Actually, it was a twin tower complex that was connected by two walkways that created the effect so that the mountains behind the property could be viewed.
It did occur to me, however, that all too many properties do have holes in them.
- A hole in the board. Does your board of directors finish the year with the same people who began the year? Unfortunately, most associations face this dilemma year in and year out. The board needs to consider how to recruit and retain good people, whether through trying to keep a low-key approach to problem solving, helping instead of punishing members, or limiting the number and length of meetings. A well-run board can limit the number of holes.
- A hole in the budget. A number of years ago, at the height of the recession and when unemployment was at its zenith, I attended an association meeting that was held to discuss a special assessment to upgrade the clubhouse - one week before Christmas. Over 25 percent of the association members already were on the delinquency list. (I think the hole was in the head of some of the board members.) Boards need to consider how and when to spend their already limited resources and establish priorities for both budgeted as well as non-recurring maintenance expenses.

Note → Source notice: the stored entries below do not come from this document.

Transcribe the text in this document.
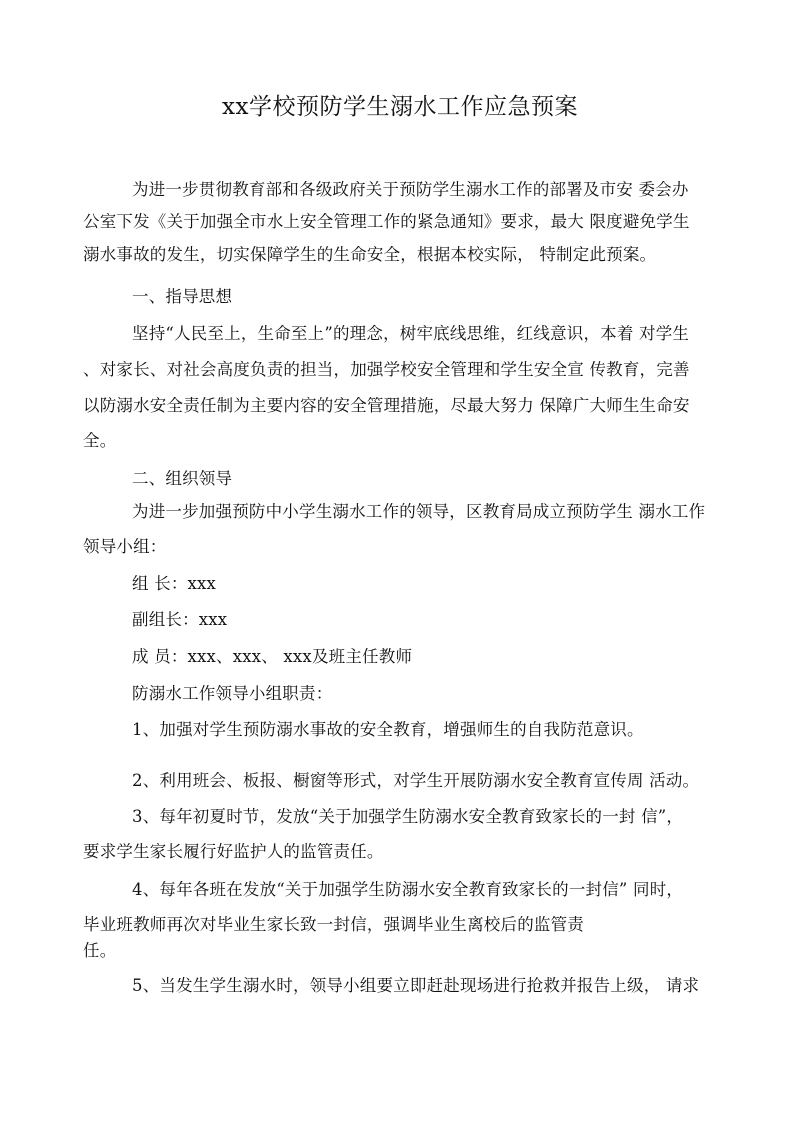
xx学校预防学生溺水工作应急预案
为进一步贯彻教育部和各级政府关于预防学生溺水工作的部署及市安 委会办
公室下发《关于加强全市水上安全管理工作的紧急通知》要求，最大 限度避免学生
溺水事故的发生，切实保障学生的生命安全，根据本校实际， 特制定此预案。
一、指导思想
坚持“人民至上，生命至上”的理念，树牢底线思维，红线意识，本着 对学生
、对家长、对社会高度负责的担当，加强学校安全管理和学生安全宣 传教育，完善
以防溺水安全责任制为主要内容的安全管理措施，尽最大努力 保障广大师生生命安
全。
二、组织领导
为进一步加强预防中小学生溺水工作的领导，区教育局成立预防学生 溺水工作
领导小组：
组 长：xxx
副组长：xxx
成 员：xxx、xxx、 xxx及班主任教师
防溺水工作领导小组职责：
1、加强对学生预防溺水事故的安全教育，增强师生的自我防范意识。
2、利用班会、板报、橱窗等形式，对学生开展防溺水安全教育宣传周 活动。
3、每年初夏时节，发放“关于加强学生防溺水安全教育致家长的一封 信”，
要求学生家长履行好监护人的监管责任。
4、每年各班在发放“关于加强学生防溺水安全教育致家长的一封信” 同时，
毕业班教师再次对毕业生家长致一封信，强调毕业生离校后的监管责
任。
5、当发生学生溺水时，领导小组要立即赶赴现场进行抢救并报告上级， 请求
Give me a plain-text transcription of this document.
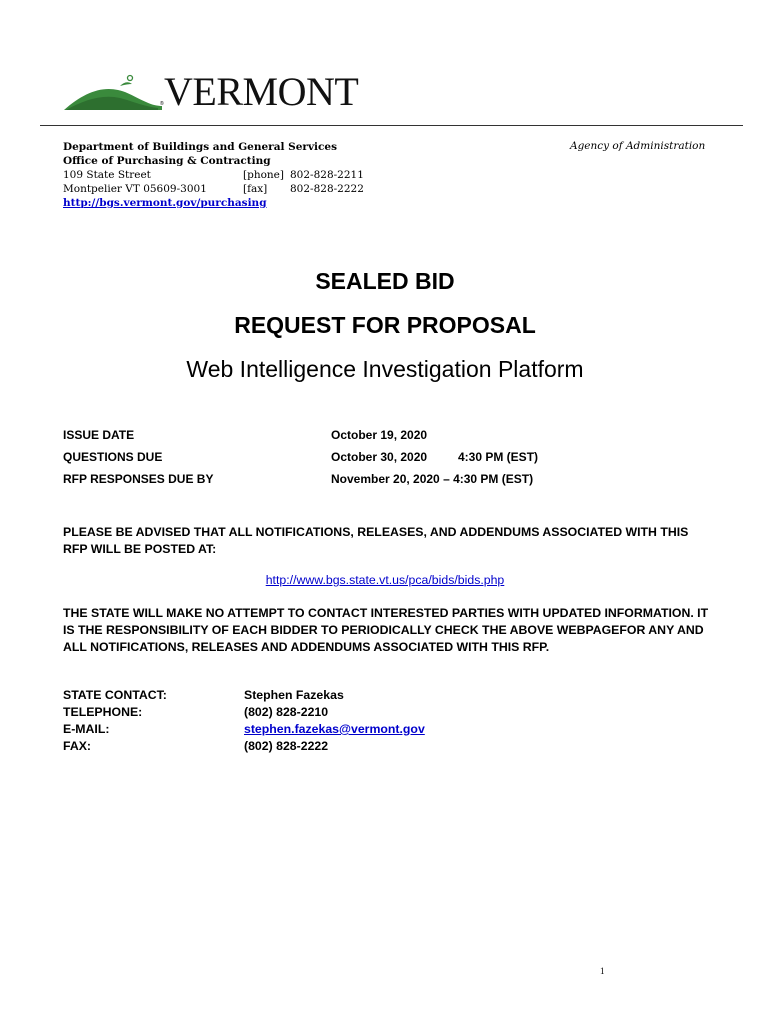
VERMONT
®
Department of Buildings and General Services
Office of Purchasing & Contracting
109 State Street	[phone] 802-828-2211
Montpelier VT 05609-3001	[fax] 802-828-2222
http://bgs.vermont.gov/purchasing
Agency of Administration
SEALED BID
REQUEST FOR PROPOSAL
Web Intelligence Investigation Platform
ISSUE DATE	October 19, 2020
QUESTIONS DUE	October 30, 2020	4:30 PM (EST)
RFP RESPONSES DUE BY	November 20, 2020 – 4:30 PM (EST)
PLEASE BE ADVISED THAT ALL NOTIFICATIONS, RELEASES, AND ADDENDUMS ASSOCIATED WITH THIS RFP WILL BE POSTED AT:
http://www.bgs.state.vt.us/pca/bids/bids.php
THE STATE WILL MAKE NO ATTEMPT TO CONTACT INTERESTED PARTIES WITH UPDATED INFORMATION. IT IS THE RESPONSIBILITY OF EACH BIDDER TO PERIODICALLY CHECK THE ABOVE WEBPAGEFOR ANY AND ALL NOTIFICATIONS, RELEASES AND ADDENDUMS ASSOCIATED WITH THIS RFP.
STATE CONTACT:	Stephen Fazekas
TELEPHONE:	(802) 828-2210
E-MAIL:	stephen.fazekas@vermont.gov
FAX:	(802) 828-2222
1
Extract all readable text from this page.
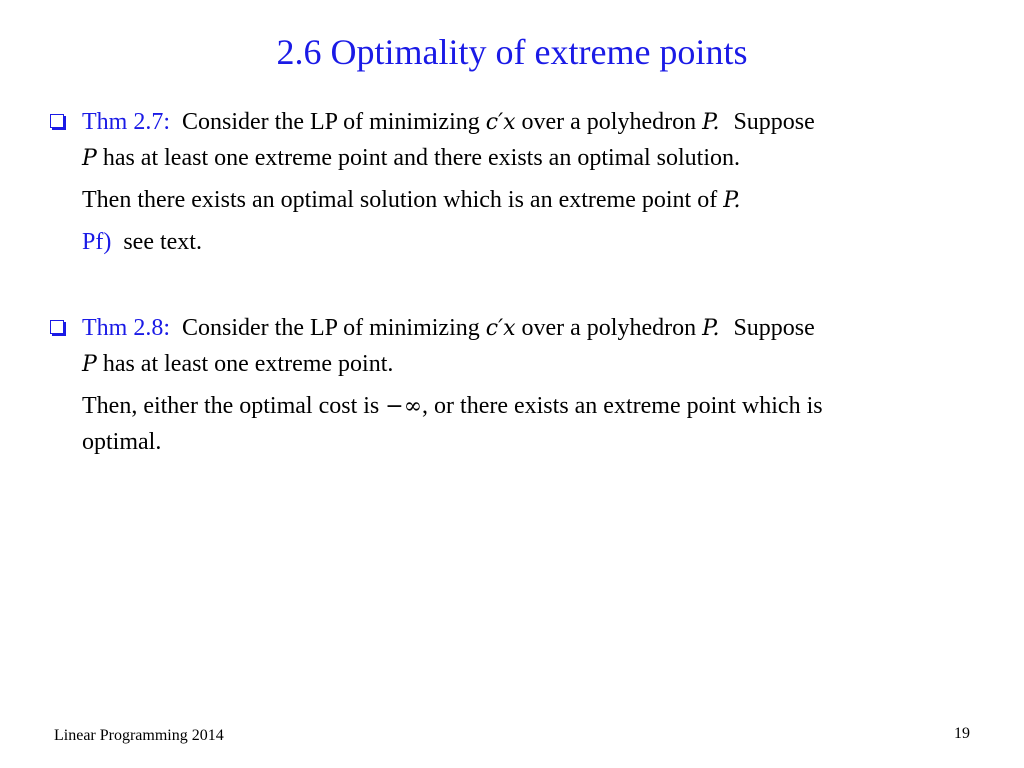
2.6 Optimality of extreme points
Thm 2.7: Consider the LP of minimizing c′x over a polyhedron P. Suppose
P has at least one extreme point and there exists an optimal solution.
Then there exists an optimal solution which is an extreme point of P.
Pf) see text.
Thm 2.8: Consider the LP of minimizing c′x over a polyhedron P. Suppose
P has at least one extreme point.
Then, either the optimal cost is −∞, or there exists an extreme point which is
optimal.
Linear Programming 2014	19
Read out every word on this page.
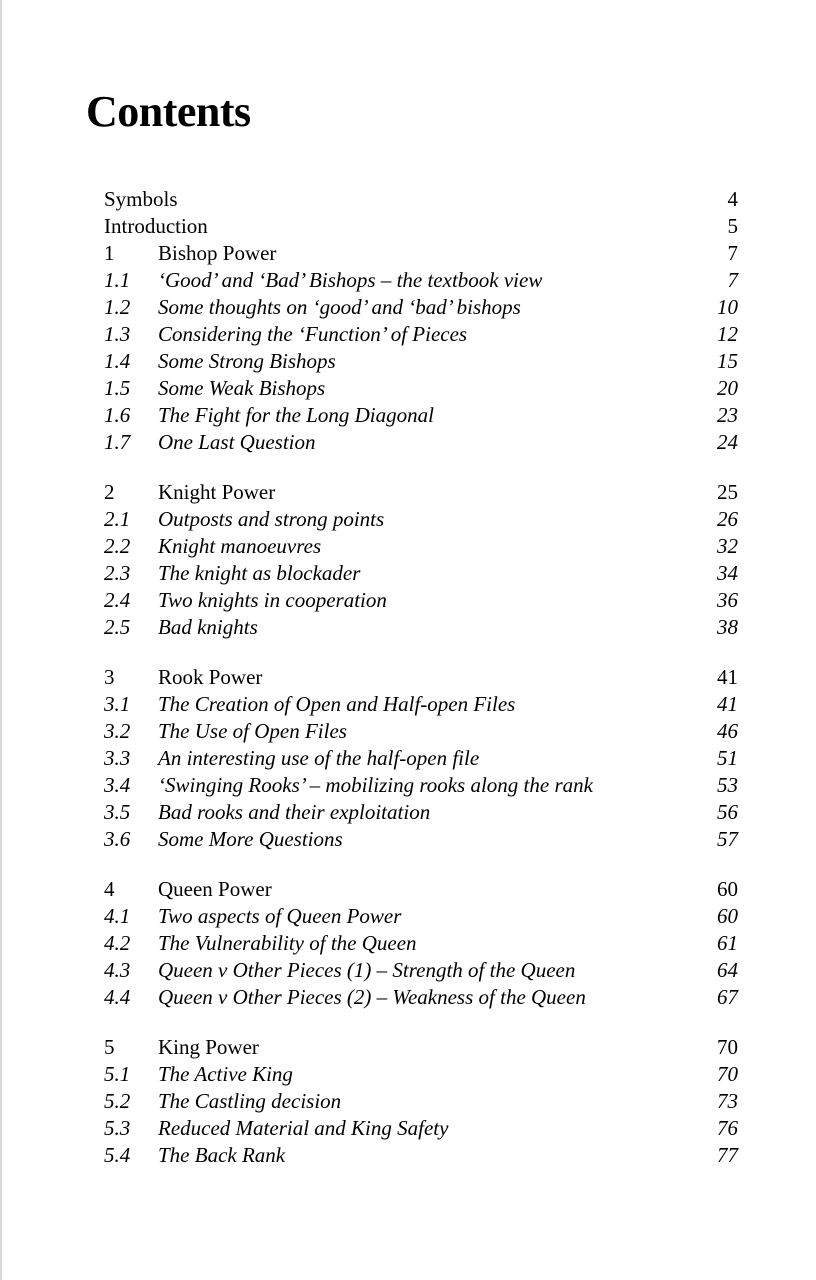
Contents
Symbols	4
Introduction	5
1 Bishop Power	7
1.1 ‘Good’ and ‘Bad’ Bishops – the textbook view	7
1.2 Some thoughts on ‘good’ and ‘bad’ bishops	10
1.3 Considering the ‘Function’ of Pieces	12
1.4 Some Strong Bishops	15
1.5 Some Weak Bishops	20
1.6 The Fight for the Long Diagonal	23
1.7 One Last Question	24
2 Knight Power	25
2.1 Outposts and strong points	26
2.2 Knight manoeuvres	32
2.3 The knight as blockader	34
2.4 Two knights in cooperation	36
2.5 Bad knights	38
3 Rook Power	41
3.1 The Creation of Open and Half-open Files	41
3.2 The Use of Open Files	46
3.3 An interesting use of the half-open file	51
3.4 ‘Swinging Rooks’ – mobilizing rooks along the rank	53
3.5 Bad rooks and their exploitation	56
3.6 Some More Questions	57
4 Queen Power	60
4.1 Two aspects of Queen Power	60
4.2 The Vulnerability of the Queen	61
4.3 Queen v Other Pieces (1) – Strength of the Queen	64
4.4 Queen v Other Pieces (2) – Weakness of the Queen	67
5 King Power	70
5.1 The Active King	70
5.2 The Castling decision	73
5.3 Reduced Material and King Safety	76
5.4 The Back Rank	77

- A hole in the community. Is your association so disjoined and its membership so indifferent that the term community in "community association" is non-existent? The whole concept of an association was to bring people together to share in the prosperity of their community, to divide up the workload and jointly benefit from the appreciation of property values. If no one wants to run for the board, members avoid meetings, there are no social events, no newsletter and no member interaction except to complain about one another, this association has a huge "hole" in it. You cannot force people to participate in association matters, but you can make participation inviting and attractive enough to encourage people to see for themselves.